4- Çok başarılı olunsaydı Deniz bebek zatureden ölmezdi. Belkide eceli geldi öldü diye düşünüyorlardır kim bilir. El kadar bebeleri de ısıtamıyorsunuz, barındıracak bir yer bulamıyorsunuz ama, siz çok başarılısınız. Sevsinler böyle başarıyı. Vicdanları yaralayan Deniz bebeğin ölümü bile ne kadar başarlı olunduğunun göstergesidir.
5- Her halde çok başarılı olunduğu için şimdilerde en yetkili ağızlardan yurt dışından yardım çağrıları yapılıyor. Durum gerçekten çok kötü. Bundan dolayıdır ki, çağrı yapmak zorunda kaldılar. Ancak çok çok geciktikleri de gerçek. Halkın seferberliği olmasaydı durum çok daha büyük bir felakete dönüşürdü.
6- İkinci depremde, yitirdiklerimiz, aslında tamamıyla bir cinayet sonucudur. Deprem diyoruz ama, normal bir ülkede 5.6 şiddetindeki bir deprem,depremden sayılmıyor. Ama o bile çok bilmiş bakanlar, valiler yüzünden can kaybına neden olabiliyor. Her halde 40 kişinin ölümü az bulundu ki, başarılı olmaya devam ediliyor. Düşünün ki, özverili bir ekip ta uzaklardan geliyor ve günlerce çalışmalara katılıyor ama, ona bile güvenli bir yer verilemiyor. 3 doktordan oluşan ekipten Atsushi Miyazaki adlı doktor ne yazık ki ölüyor, biri yaralı kurtarılıyor,öteki de bir iki gün önceden otelden ayrıldığı için kurtuluyor.Aslında yalnızca Atsushi'nin ölümü bile başlı başına başarısızlığın açık seçik kanıtıdır. Ayrıca basın mensuplarını sevgili Cem ve Selahattin'i de bu başarının hanesine yazdırmak için hatırlatmak yeterli sanırım.

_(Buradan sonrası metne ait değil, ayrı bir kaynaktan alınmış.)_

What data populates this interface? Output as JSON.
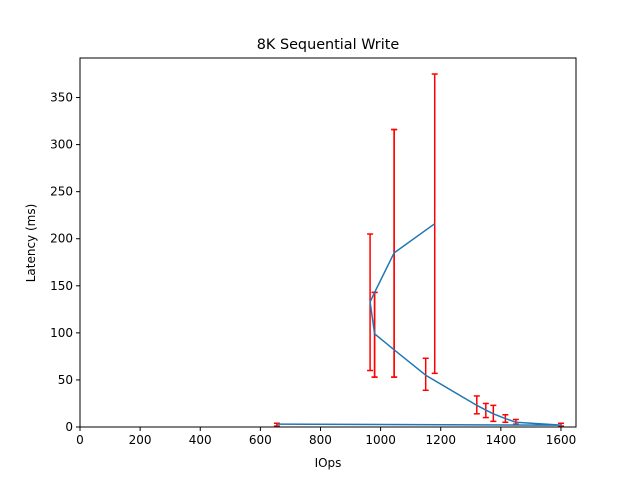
{
  "chart_data": {
    "type": "line",
    "title": "8K  Sequential Write",
    "xlabel": "IOps",
    "ylabel": "Latency (ms)",
    "xlim": [
      0,
      1650
    ],
    "ylim": [
      0,
      392
    ],
    "xticks": [
      0,
      200,
      400,
      600,
      800,
      1000,
      1200,
      1400,
      1600
    ],
    "yticks": [
      0,
      50,
      100,
      150,
      200,
      250,
      300,
      350
    ],
    "grid": false,
    "colors": {
      "line": "#1f77b4",
      "errorbar": "#ff0000"
    },
    "series": [
      {
        "points": [
          {
            "x": 655,
            "y": 3,
            "yerr_low": 1,
            "yerr_high": 4
          },
          {
            "x": 1600,
            "y": 2,
            "yerr_low": 1,
            "yerr_high": 4
          },
          {
            "x": 1450,
            "y": 5,
            "yerr_low": 3,
            "yerr_high": 8
          },
          {
            "x": 1415,
            "y": 9,
            "yerr_low": 5,
            "yerr_high": 13
          },
          {
            "x": 1375,
            "y": 14,
            "yerr_low": 6,
            "yerr_high": 23
          },
          {
            "x": 1350,
            "y": 18,
            "yerr_low": 10,
            "yerr_high": 25
          },
          {
            "x": 1320,
            "y": 23,
            "yerr_low": 14,
            "yerr_high": 33
          },
          {
            "x": 1150,
            "y": 55,
            "yerr_low": 39,
            "yerr_high": 73
          },
          {
            "x": 1045,
            "y": 82,
            "yerr_low": 53,
            "yerr_high": 316
          },
          {
            "x": 980,
            "y": 99,
            "yerr_low": 53,
            "yerr_high": 143
          },
          {
            "x": 965,
            "y": 133,
            "yerr_low": 60,
            "yerr_high": 205
          },
          {
            "x": 980,
            "y": 143,
            "yerr_low": 53,
            "yerr_high": 143
          },
          {
            "x": 1045,
            "y": 185,
            "yerr_low": 53,
            "yerr_high": 316
          },
          {
            "x": 1180,
            "y": 216,
            "yerr_low": 57,
            "yerr_high": 375
          }
        ]
      }
    ]
  }
}
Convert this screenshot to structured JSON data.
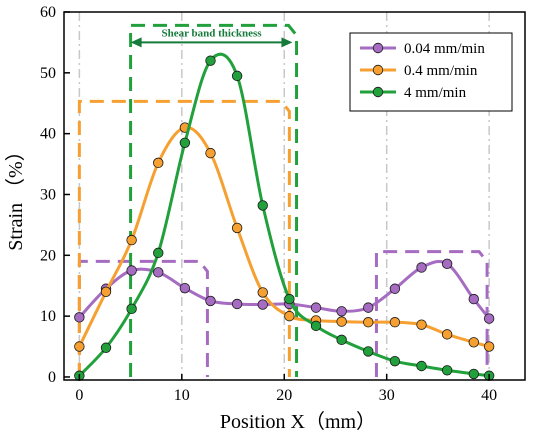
{
  "chart_data": {
    "type": "line",
    "title": "",
    "xlabel": "Position X（mm）",
    "ylabel": "Strain （%）",
    "xlim": [
      -1.5,
      43.5
    ],
    "ylim": [
      -0.5,
      60
    ],
    "xticks": [
      0,
      10,
      20,
      30,
      40
    ],
    "yticks": [
      0,
      10,
      20,
      30,
      40,
      50,
      60
    ],
    "grid_x": [
      0,
      10,
      20,
      30,
      40
    ],
    "legend_position": "top-right",
    "series": [
      {
        "name": "0.04 mm/min",
        "color": "#a56cc1",
        "x": [
          0,
          2.6,
          5.1,
          7.7,
          10.3,
          12.8,
          15.4,
          17.9,
          20.5,
          23.1,
          25.6,
          28.2,
          30.8,
          33.4,
          35.9,
          38.5,
          40
        ],
        "y": [
          9.8,
          14.5,
          17.5,
          17.2,
          14.6,
          12.5,
          12,
          11.9,
          12,
          11.4,
          10.8,
          11.4,
          14.5,
          18,
          18.6,
          12.8,
          9.6
        ]
      },
      {
        "name": "0.4 mm/min",
        "color": "#f5a030",
        "x": [
          0,
          2.6,
          5.1,
          7.7,
          10.3,
          12.8,
          15.4,
          17.9,
          20.5,
          23.1,
          25.6,
          28.2,
          30.8,
          33.4,
          35.9,
          38.5,
          40
        ],
        "y": [
          5,
          14,
          22.5,
          35.2,
          41,
          36.8,
          24.5,
          13.9,
          10,
          9.3,
          9.1,
          9,
          9,
          8.6,
          7,
          5.7,
          5
        ]
      },
      {
        "name": "4 mm/min",
        "color": "#21a03c",
        "x": [
          0,
          2.6,
          5.1,
          7.7,
          10.3,
          12.8,
          15.4,
          17.9,
          20.5,
          23.1,
          25.6,
          28.2,
          30.8,
          33.4,
          35.9,
          38.5,
          40
        ],
        "y": [
          0.2,
          4.8,
          11.2,
          20.4,
          38.5,
          52,
          49.5,
          28.2,
          12.8,
          8.4,
          6.1,
          4.2,
          2.6,
          1.8,
          1.1,
          0.5,
          0.2
        ]
      }
    ],
    "annotations": [
      {
        "text": "Shear band thickness",
        "color": "#167a3a",
        "x_from": 5,
        "x_to": 20.8,
        "y": 55
      }
    ],
    "dashed_boxes": [
      {
        "color": "#a56cc1",
        "x": [
          0,
          12.5
        ],
        "y": [
          0,
          19
        ]
      },
      {
        "color": "#a56cc1",
        "x": [
          29,
          39.8
        ],
        "y": [
          0,
          20.6
        ]
      },
      {
        "color": "#f5a030",
        "x": [
          0,
          20.5
        ],
        "y": [
          0,
          45.3
        ]
      },
      {
        "color": "#21a03c",
        "x": [
          5,
          21.2
        ],
        "y": [
          0,
          57.8
        ]
      }
    ]
  }
}
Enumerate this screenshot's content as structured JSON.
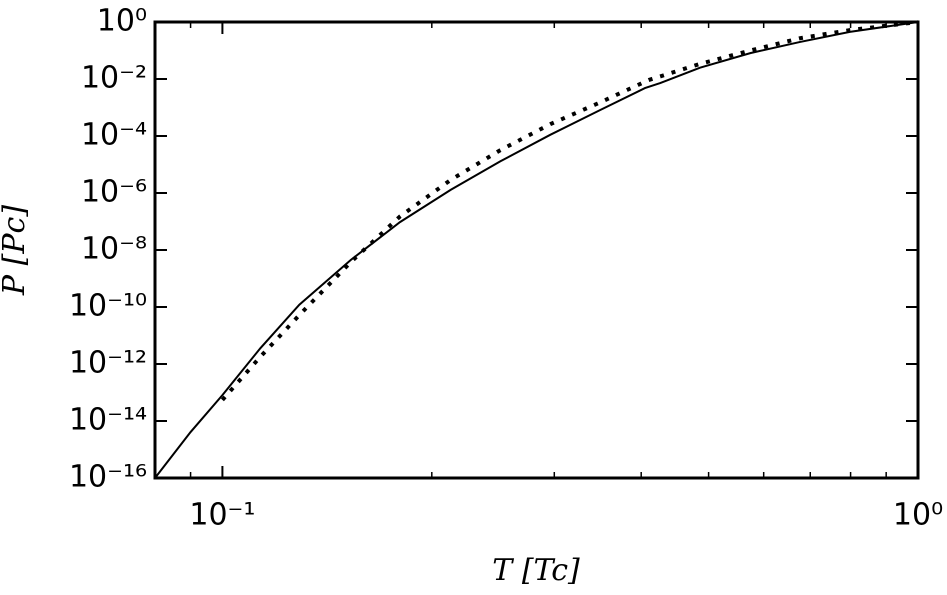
{
  "chart_data": {
    "type": "line",
    "xlabel": "T [Tc]",
    "ylabel": "P [Pc]",
    "xscale": "log",
    "yscale": "log",
    "xlim": [
      0.08,
      1
    ],
    "ylim": [
      1e-16,
      1
    ],
    "xticks": [
      {
        "value": 0.1,
        "label": "10⁻¹"
      },
      {
        "value": 1,
        "label": "10⁰"
      }
    ],
    "xminor_ticks": [
      0.09,
      0.2,
      0.3,
      0.4,
      0.5,
      0.6,
      0.7,
      0.8,
      0.9
    ],
    "yticks": [
      {
        "value": 1,
        "label": "10⁰"
      },
      {
        "value": 0.01,
        "label": "10⁻²"
      },
      {
        "value": 0.0001,
        "label": "10⁻⁴"
      },
      {
        "value": 1e-06,
        "label": "10⁻⁶"
      },
      {
        "value": 1e-08,
        "label": "10⁻⁸"
      },
      {
        "value": 1e-10,
        "label": "10⁻¹⁰"
      },
      {
        "value": 1e-12,
        "label": "10⁻¹²"
      },
      {
        "value": 1e-14,
        "label": "10⁻¹⁴"
      },
      {
        "value": 1e-16,
        "label": "10⁻¹⁶"
      }
    ],
    "series": [
      {
        "color": "#000000",
        "dash": "solid",
        "x": [
          0.08,
          0.09,
          0.1,
          0.1134,
          0.129,
          0.153,
          0.18,
          0.213,
          0.251,
          0.296,
          0.349,
          0.405,
          0.426,
          0.486,
          0.574,
          0.677,
          0.798,
          1
        ],
        "values": [
          1e-16,
          4.1e-15,
          8.1e-14,
          3.6e-12,
          1.2e-10,
          4.5e-09,
          9.5e-08,
          1.3e-06,
          1.3e-05,
          0.00011,
          0.00081,
          0.0048,
          0.0072,
          0.025,
          0.081,
          0.2,
          0.45,
          1
        ]
      },
      {
        "color": "#000000",
        "dash": "dotted",
        "x": [
          0.1,
          0.1134,
          0.129,
          0.153,
          0.18,
          0.213,
          0.251,
          0.296,
          0.349,
          0.41,
          0.486,
          0.574,
          0.677,
          0.798,
          1
        ],
        "values": [
          5.5e-14,
          1.8e-12,
          5.2e-11,
          3.8e-09,
          1.5e-07,
          2.9e-06,
          3.2e-05,
          0.00026,
          0.0015,
          0.0092,
          0.034,
          0.1,
          0.27,
          0.52,
          1
        ]
      }
    ]
  }
}
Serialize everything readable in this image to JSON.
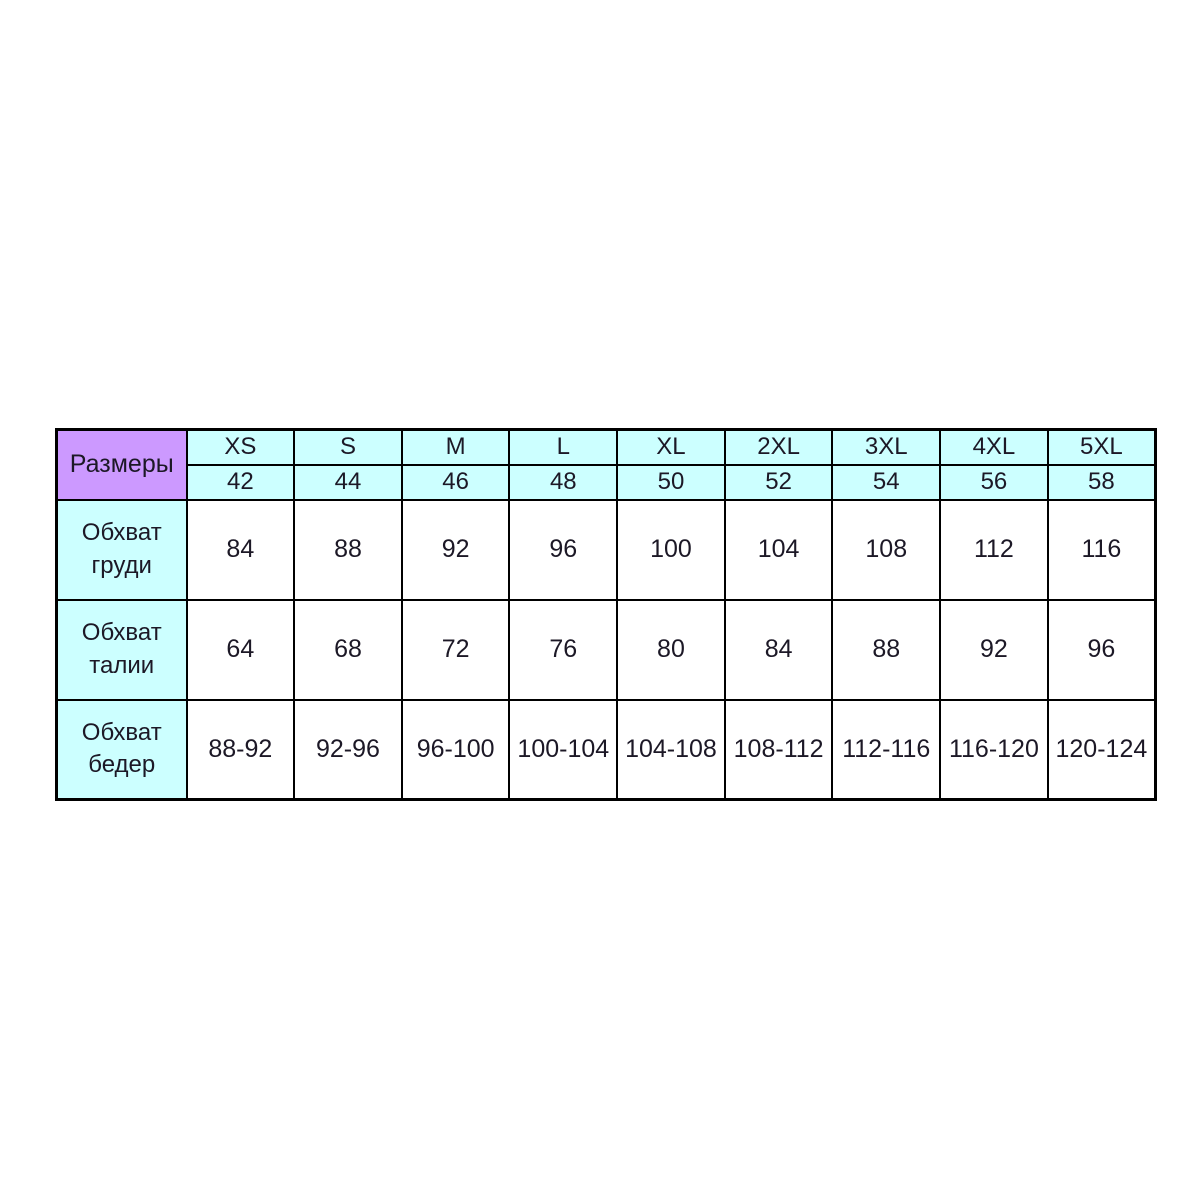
{
  "chart_data": {
    "type": "table",
    "corner_label": "Размеры",
    "column_headers_sizes": [
      "XS",
      "S",
      "M",
      "L",
      "XL",
      "2XL",
      "3XL",
      "4XL",
      "5XL"
    ],
    "column_headers_numbers": [
      "42",
      "44",
      "46",
      "48",
      "50",
      "52",
      "54",
      "56",
      "58"
    ],
    "rows": [
      {
        "label": "Обхват\nгруди",
        "values": [
          "84",
          "88",
          "92",
          "96",
          "100",
          "104",
          "108",
          "112",
          "116"
        ]
      },
      {
        "label": "Обхват\nталии",
        "values": [
          "64",
          "68",
          "72",
          "76",
          "80",
          "84",
          "88",
          "92",
          "96"
        ]
      },
      {
        "label": "Обхват\nбедер",
        "values": [
          "88-92",
          "92-96",
          "96-100",
          "100-104",
          "104-108",
          "108-112",
          "112-116",
          "116-120",
          "120-124"
        ]
      }
    ],
    "colors": {
      "corner_bg": "#cc99ff",
      "header_bg": "#ccffff",
      "row_label_bg": "#ccffff",
      "data_bg": "#ffffff",
      "border": "#000000",
      "text": "#1c1826",
      "page_bg": "#ffffff"
    }
  }
}
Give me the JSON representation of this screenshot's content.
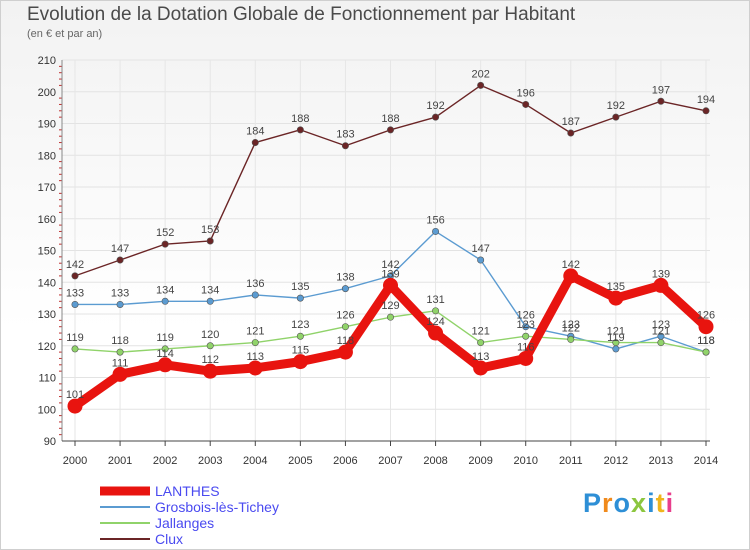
{
  "chart_data": {
    "type": "line",
    "title": "Evolution de la Dotation Globale de Fonctionnement par Habitant",
    "subtitle": "(en € et par an)",
    "xlabel": "",
    "ylabel": "",
    "categories": [
      "2000",
      "2001",
      "2002",
      "2003",
      "2004",
      "2005",
      "2006",
      "2007",
      "2008",
      "2009",
      "2010",
      "2011",
      "2012",
      "2013",
      "2014"
    ],
    "ylim": [
      90,
      210
    ],
    "yticks": [
      90,
      100,
      110,
      120,
      130,
      140,
      150,
      160,
      170,
      180,
      190,
      200,
      210
    ],
    "legend_position": "bottom-left",
    "series": [
      {
        "name": "LANTHES",
        "color": "#e8140f",
        "values": [
          101,
          111,
          114,
          112,
          113,
          115,
          118,
          139,
          124,
          113,
          116,
          142,
          135,
          139,
          126
        ]
      },
      {
        "name": "Grosbois-lès-Tichey",
        "color": "#5b9bd1",
        "values": [
          133,
          133,
          134,
          134,
          136,
          135,
          138,
          142,
          156,
          147,
          126,
          123,
          119,
          123,
          118
        ]
      },
      {
        "name": "Jallanges",
        "color": "#90d36a",
        "values": [
          119,
          118,
          119,
          120,
          121,
          123,
          126,
          129,
          131,
          121,
          123,
          122,
          121,
          121,
          118
        ]
      },
      {
        "name": "Clux",
        "color": "#6b2526",
        "values": [
          142,
          147,
          152,
          153,
          184,
          188,
          183,
          188,
          192,
          202,
          196,
          187,
          192,
          197,
          194
        ]
      }
    ]
  },
  "brand": {
    "letters": [
      "P",
      "r",
      "o",
      "x",
      "i",
      "t",
      "i"
    ],
    "colors": [
      "#2e8fd6",
      "#f08a1c",
      "#2e8fd6",
      "#8cc63f",
      "#2e8fd6",
      "#f0b51c",
      "#e83e8c"
    ]
  }
}
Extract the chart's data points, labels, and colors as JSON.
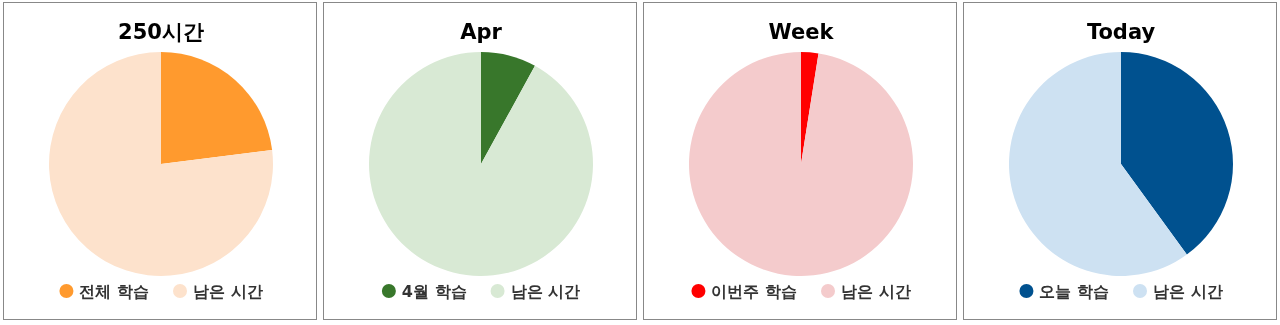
{
  "chart_data": [
    {
      "type": "pie",
      "title": "250시간",
      "categories": [
        "전체 학습",
        "남은 시간"
      ],
      "values": [
        23,
        77
      ],
      "colors": [
        "#ff9a2e",
        "#fde2cc"
      ],
      "legend": "bottom"
    },
    {
      "type": "pie",
      "title": "Apr",
      "categories": [
        "4월 학습",
        "남은 시간"
      ],
      "values": [
        8,
        92
      ],
      "colors": [
        "#38772b",
        "#d8e9d4"
      ],
      "legend": "bottom"
    },
    {
      "type": "pie",
      "title": "Week",
      "categories": [
        "이번주 학습",
        "남은 시간"
      ],
      "values": [
        2.5,
        97.5
      ],
      "colors": [
        "#ff0000",
        "#f4cbcc"
      ],
      "legend": "bottom"
    },
    {
      "type": "pie",
      "title": "Today",
      "categories": [
        "오늘 학습",
        "남은 시간"
      ],
      "values": [
        40,
        60
      ],
      "colors": [
        "#00518f",
        "#cde1f2"
      ],
      "legend": "bottom"
    }
  ]
}
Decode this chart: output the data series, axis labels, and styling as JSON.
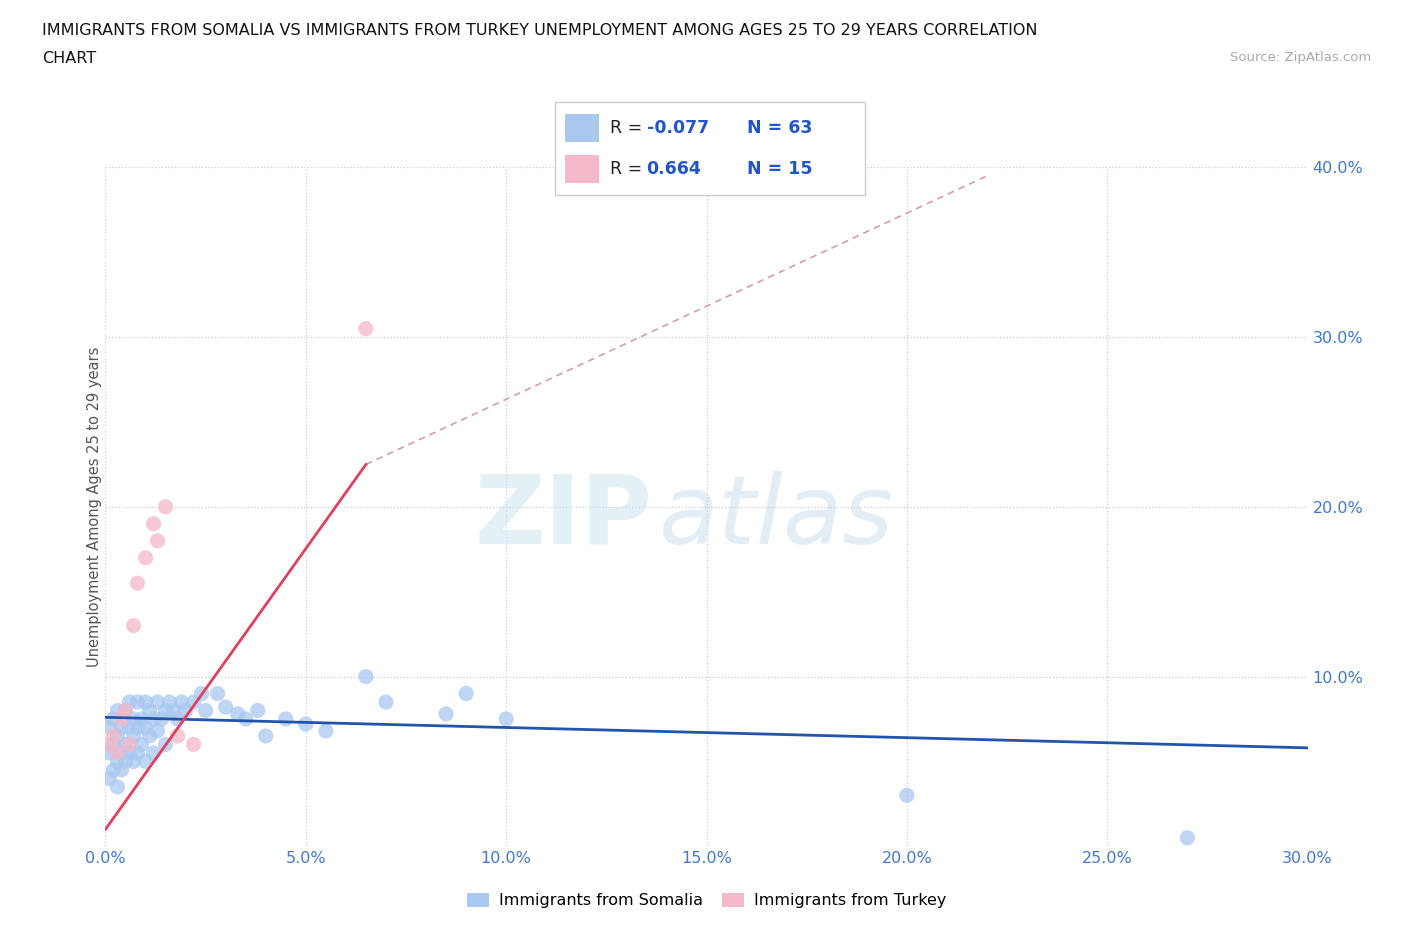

Kısaca, Deniz, Yunus, Cem ve Atsushi'nin ölümlerinin nedeni deprem değil, başarısız bir kriz yönetmenin sonucudur. Hiç başka bir söze gerek yok. Yıllardır yönettiğiniz ülkede, "bebeler ölür bitlenmeye bile vakit bulamadan". Ama siz hala çok başarılısınız. Umarım bir daha böyle bir başarı yaşamayız. Yaşarsak gerçekten mahfoluruz.